日曜美術館「落慶 唐招提寺御影堂 〜鑑真和上と障壁画〜」(2022.6.12)

唐招提寺の開祖・鑑真和上の姿を写した《鑑真和上坐像》をお祀りする開山堂は、
もとは興福寺の塔頭として作られた歴史ある建物です。
2022年3月に竣工を迎えた開山堂を、柴田祐規子さんが訪ねました。
(修学旅行以来だという小野正嗣さんは留守番です)

2022年6月12日の日曜美術館
「落慶 唐招提寺御影堂 〜鑑真和上と障壁画〜」

放送日時 6月12日(日) 午前9時~9時45分
再放送  6月19日(日) 午後8時~8時45分
放送局 NHK(Eテレ)
司会 小野正嗣(作家、早稲田大学教授) 柴田祐規子(NHKアナウンサー)

6月5日、約1250年に及ぶ唐招提寺の歴史に新たな一頁が加わる。御影堂の7年に及ぶ修理が完成、落慶法要が行われるのだ。開祖・鑑真の命日の開山忌では、久しぶりに国宝・鑑真和上坐像が公開される。8Kで丹念に撮影した映像も含め、鑑真和上坐像を細部まで鑑賞。御影堂内を彩る東山魁夷渾身の障壁画空間を味わいながら、〈寺を信仰する人々の寄進を重ねて成り立ってきた〉唐招提寺ならではの歴史の物語をひもとく。
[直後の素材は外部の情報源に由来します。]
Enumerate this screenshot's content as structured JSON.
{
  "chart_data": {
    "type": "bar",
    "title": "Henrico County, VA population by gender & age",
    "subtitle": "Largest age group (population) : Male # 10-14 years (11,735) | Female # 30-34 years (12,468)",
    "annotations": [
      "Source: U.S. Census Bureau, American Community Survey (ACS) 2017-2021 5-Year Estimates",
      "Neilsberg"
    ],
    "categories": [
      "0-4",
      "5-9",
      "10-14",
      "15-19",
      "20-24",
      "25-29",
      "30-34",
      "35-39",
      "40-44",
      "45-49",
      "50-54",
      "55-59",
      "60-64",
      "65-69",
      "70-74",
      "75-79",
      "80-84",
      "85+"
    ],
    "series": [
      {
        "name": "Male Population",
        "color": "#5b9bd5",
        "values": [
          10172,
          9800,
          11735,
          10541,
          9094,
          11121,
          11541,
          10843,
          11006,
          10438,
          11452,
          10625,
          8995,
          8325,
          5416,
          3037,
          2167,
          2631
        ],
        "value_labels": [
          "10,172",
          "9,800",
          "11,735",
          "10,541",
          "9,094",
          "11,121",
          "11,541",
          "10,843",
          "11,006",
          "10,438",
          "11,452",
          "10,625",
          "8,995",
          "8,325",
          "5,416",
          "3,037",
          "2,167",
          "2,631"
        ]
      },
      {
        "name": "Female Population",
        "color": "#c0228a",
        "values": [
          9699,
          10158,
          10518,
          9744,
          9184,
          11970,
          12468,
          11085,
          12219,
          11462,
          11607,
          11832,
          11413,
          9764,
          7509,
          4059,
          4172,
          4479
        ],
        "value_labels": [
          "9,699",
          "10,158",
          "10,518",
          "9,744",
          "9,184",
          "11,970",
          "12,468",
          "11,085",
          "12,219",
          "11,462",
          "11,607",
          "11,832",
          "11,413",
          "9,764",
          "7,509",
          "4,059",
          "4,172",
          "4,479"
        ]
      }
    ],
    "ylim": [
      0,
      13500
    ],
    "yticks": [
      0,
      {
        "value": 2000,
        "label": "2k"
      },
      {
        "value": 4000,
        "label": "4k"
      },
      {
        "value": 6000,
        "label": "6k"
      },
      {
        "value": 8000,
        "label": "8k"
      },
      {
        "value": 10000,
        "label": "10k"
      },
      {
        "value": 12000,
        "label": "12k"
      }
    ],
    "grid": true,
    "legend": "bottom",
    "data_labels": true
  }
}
(日曜美術館ホームページより)

出演
内藤栄 (大阪市立美術館館長)
小林雄一 (美術院主任技師)
尾﨑正明 (茨城県近代美術館館長)


唐招提寺の開祖・鑑真和上について

唐招提寺を開いた鑑真(688-763)は、唐時代の中国・揚州に生まれ、
「江南第一の師」と称えられた高僧です。

742年に日本からの留学僧に願われて
日本に渡り仏教の戒律を伝えることを志したのですが、
妨害にあったり船が難破したりと様々な事情から失敗すること12年間に5回。
その間に視力を失いながらも、6回目の挑戦で日本に到着したのは753年。
鑑真は65歳になっていました。

その後10年で天皇をはじめ多くの人に戒律を指導したほか、
唐の先進的な文化や知識を伝え、貧民の救済にも取り組んだ鑑真は、
763年6月6日に76歳で死去しました。

現在も律宗の総本山として崇敬を集める唐招提寺は、
鑑真が759年に開いた戒律を学ぶ修行の道場です。


唐招提寺・御影堂を訪ねる

仏教美術の専門家で鑑真にも造詣が深い内藤栄さんの案内で、
今年3月に修理が終わった御影堂を訪れた柴田さん。
鑑真に生き写しの肖像彫刻《鑑真和上坐像》が安置されるこの伽藍は、
鑑真和上の命日である6月6日の前後3日間だけ公開されます。

国宝・鑑真和上坐像(8世紀)

実際にこの像に向き合った柴田さんは、
「本当に鑑真さんが座っているくらいのイメージ」があったと言います。
日本最古・再興の肖像彫刻と言われる《鑑真和上坐像》には
それほどの力があるということでしょうか。

白いものが混じる髭や、衣の意図の色まで細やかに再現されている彫像は、
なぜか表面の所どころに仕上げの荒い部分があります。
同じ脱活乾漆技法(粘土で作った原型に麻布と漆を貼り付け、乾かして粘土を出す)
で制作された興福寺の阿修羅像(8世紀)の均一に滑らかな表面に比べると、
明らかにザラザラ・ゴツゴツとした部分があります。

「御身代わり像」(円寂1250年の記念事業として作られた模像)
の制作にかかわった小林雄一さんによると、この不均一は
表面の仕上げに使う木屎(こくそ。漆と木屑などを混ぜて作るペースト)を
ヘラを使わずに手の指でのばすことで生まれたものでした。

わざわざ指先を使って像を作ったからには、
作者は「体に触れるような」感覚で鑑真の姿を写したいと願った人たちで、
つまり身近にいたお弟子さんではないか、というのが小林さんの推測です。

内藤さんのお話では、
先生の像を作ってお祀りする習慣はもともと中国から来たもので、
従来の日本には存在しなかったそうです。
《鑑真和上坐像》は日本で初めて作られた生前の姿をとどめる写実的な彫像として、
多くの肖像彫刻の手本となりました。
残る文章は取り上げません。